Nuestra Delta Mágica: Settler Imaginaries & Community Resistance

Words by Josue Ramirez
Edited by Abigail Vela

Art and cultural productions have been integral for the City of Brownsville officials to introduce and normalize astro-capitalist values in the municipality. Art celebrating the idea of New Space City Brownsville is applauded, while anything critical of Musk, his foundation, and his company is cast aside or not given the same platform. Despite this, many artists have voiced their concerns and thoughts through their work and creative productions since Brownsville rolled the red carpet for SpaceX. Until recently, however, the many dissident artistic voices have not had a space to be viewed collectively. 


Nuestra Delta Magica: Settler Imaginaries & Community Resistance is a two-month-long exhibition curated by Monica Sosa and Nansi Guevara that will “investigate untold South Texas history of land settlement, addressing racial and environmental injustices happening in the Rio Grande Valley.”


Sosa says it is an example of the narratives that local artists can create and put together, given the resources. In addition, the exhibition is one of the first to directly counter and speak against the encroachment of the astro giant. In comparison, exhibitions that support and carry a pro-SpaceX message have had multiple viewings in the city and have even been featured at the Brownsville Museum of Fine Art. 


Contra Corrientes y Narrativas


Opening in the heart of downtown, the exhibition is in the shadow of the BTX Mural, which can be seen from the door of the come dream. come build.’s office space.

This exhibition is bilingual with English and Spanish labels and organized into three sections: “Settler Imaginaries,” “Community Resistance’ and “La Delta Mágica.” These overarching themes examine the historical and modern impact of land exploitation and environmental challenges in South Texas.

Sosa, the co-curator, sees the exhibition as “an action and an opportunity to open up discussion with locals, with people who may be interested in coming into this space and aren’t fully aware this is an opportunity to learn together and share truth.” Archival images, articles, and academic writings will be on display to demonstrate the history of the region and the early 20th-century “colonizer gaze of the borderlands.”


As a counter, the section Community Resistance highlights the work of six border artists creating work in response to environmental colonization.
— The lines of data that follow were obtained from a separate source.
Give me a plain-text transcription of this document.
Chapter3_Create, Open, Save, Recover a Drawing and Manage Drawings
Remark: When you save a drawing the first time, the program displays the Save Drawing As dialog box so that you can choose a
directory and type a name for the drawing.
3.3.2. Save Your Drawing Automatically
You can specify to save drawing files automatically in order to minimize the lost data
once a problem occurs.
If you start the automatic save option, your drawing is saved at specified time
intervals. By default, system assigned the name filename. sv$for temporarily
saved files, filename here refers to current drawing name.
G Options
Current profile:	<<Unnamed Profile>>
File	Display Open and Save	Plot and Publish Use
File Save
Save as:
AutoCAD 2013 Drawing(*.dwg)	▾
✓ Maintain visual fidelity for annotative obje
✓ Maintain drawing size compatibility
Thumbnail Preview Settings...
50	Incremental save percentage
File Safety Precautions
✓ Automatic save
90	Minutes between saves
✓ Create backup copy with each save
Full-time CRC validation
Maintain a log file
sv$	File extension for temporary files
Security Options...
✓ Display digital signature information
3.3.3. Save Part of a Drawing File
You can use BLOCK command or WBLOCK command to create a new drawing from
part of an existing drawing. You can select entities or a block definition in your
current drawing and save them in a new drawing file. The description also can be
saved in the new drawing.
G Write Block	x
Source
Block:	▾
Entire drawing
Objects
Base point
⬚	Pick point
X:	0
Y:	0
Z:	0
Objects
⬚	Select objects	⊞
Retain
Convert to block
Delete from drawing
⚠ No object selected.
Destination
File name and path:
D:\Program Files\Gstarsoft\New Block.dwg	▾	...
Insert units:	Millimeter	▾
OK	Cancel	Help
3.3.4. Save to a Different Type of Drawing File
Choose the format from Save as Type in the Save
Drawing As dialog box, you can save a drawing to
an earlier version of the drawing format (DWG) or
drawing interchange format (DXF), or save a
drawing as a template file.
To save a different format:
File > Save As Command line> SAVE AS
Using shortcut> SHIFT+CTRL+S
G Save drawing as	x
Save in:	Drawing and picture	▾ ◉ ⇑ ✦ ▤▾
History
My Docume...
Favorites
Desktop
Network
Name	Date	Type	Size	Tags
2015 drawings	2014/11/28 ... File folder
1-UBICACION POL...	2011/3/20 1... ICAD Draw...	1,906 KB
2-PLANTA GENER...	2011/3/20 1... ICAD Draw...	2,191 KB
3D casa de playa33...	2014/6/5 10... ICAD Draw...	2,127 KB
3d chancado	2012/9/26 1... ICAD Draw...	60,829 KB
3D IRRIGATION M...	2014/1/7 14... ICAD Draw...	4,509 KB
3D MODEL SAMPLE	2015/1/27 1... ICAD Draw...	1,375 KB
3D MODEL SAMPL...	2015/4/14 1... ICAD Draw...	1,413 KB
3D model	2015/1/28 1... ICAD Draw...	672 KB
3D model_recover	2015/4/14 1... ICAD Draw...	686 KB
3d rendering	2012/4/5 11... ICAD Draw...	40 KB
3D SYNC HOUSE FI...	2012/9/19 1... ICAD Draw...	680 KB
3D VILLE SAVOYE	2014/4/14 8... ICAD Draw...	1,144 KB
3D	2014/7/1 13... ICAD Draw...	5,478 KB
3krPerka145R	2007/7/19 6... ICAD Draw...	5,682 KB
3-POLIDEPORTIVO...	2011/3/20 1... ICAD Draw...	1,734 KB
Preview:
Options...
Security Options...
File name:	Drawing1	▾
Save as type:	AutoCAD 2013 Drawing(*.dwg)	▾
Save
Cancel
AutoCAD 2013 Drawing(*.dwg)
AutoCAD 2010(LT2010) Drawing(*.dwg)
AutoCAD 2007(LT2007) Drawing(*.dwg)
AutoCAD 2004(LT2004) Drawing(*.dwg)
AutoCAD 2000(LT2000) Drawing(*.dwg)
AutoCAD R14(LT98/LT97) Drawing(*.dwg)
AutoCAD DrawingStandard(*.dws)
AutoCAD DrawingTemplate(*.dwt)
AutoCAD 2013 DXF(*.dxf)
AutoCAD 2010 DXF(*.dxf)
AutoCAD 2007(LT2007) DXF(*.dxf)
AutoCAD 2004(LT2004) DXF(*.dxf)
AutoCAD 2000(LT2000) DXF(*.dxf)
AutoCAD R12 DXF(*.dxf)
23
Featured artists include myself (Josue Ramirez), Anel Flores, Futuro Conjunto, ENTRE, Tony Briones, and Xandra Treviño.


ENTRE, a community archive and film center, will contribute a self-service oral history recording station for visitors to record their Boca Chica Beach stories and memories. In addition, they will exhibit a short experimental film of Boca Chica. The film includes “field recordings and film eco-processed using water from the area where the mouth of the Rio Grande empties into the Gulf of Mexico, native plants, sand, and seashells.”


Futuro Conjunto, a multimedia collaboration between Jonathan Leal and Charlie Vela, imagines what is now the Rio Grande Valley in the distant future. The project is a collaboration between the creators and over 30 local creatives who provided artistic and voice talent.  A full-length album is part of the offering, but the project is vast and a world unto itself— A not-so-far flung take on the Rio Grande Valley and an extension of Chicanx futurism. 


For Guevara, many of the works in the exhibition are futurist. However, compared to the Aztec-centered iconography and utopian visions of what some think of when the term Chicanx futurist is mentioned, these pieces do not idealize space or technology but react to their imposition. 

At the heart of the exhibition is to affirm the beauty, abundance, intergenerational history, and what Guevara calls “hard history.” The last section, La Delta Mágica, is a collective response to the exhibit and the emotions and memories it evokes.

Nuestra Delta Magica: Settler Imaginaries & Community Resistance is an opportunity to examine previous misconceptions, question harmful border narratives, and activate a space for community members to collectively craft, define, and redefine our own identities as fronteriza/o/xs.

The exhibit will be on view from April 1 to June 1, 2023, and is free and open to the public.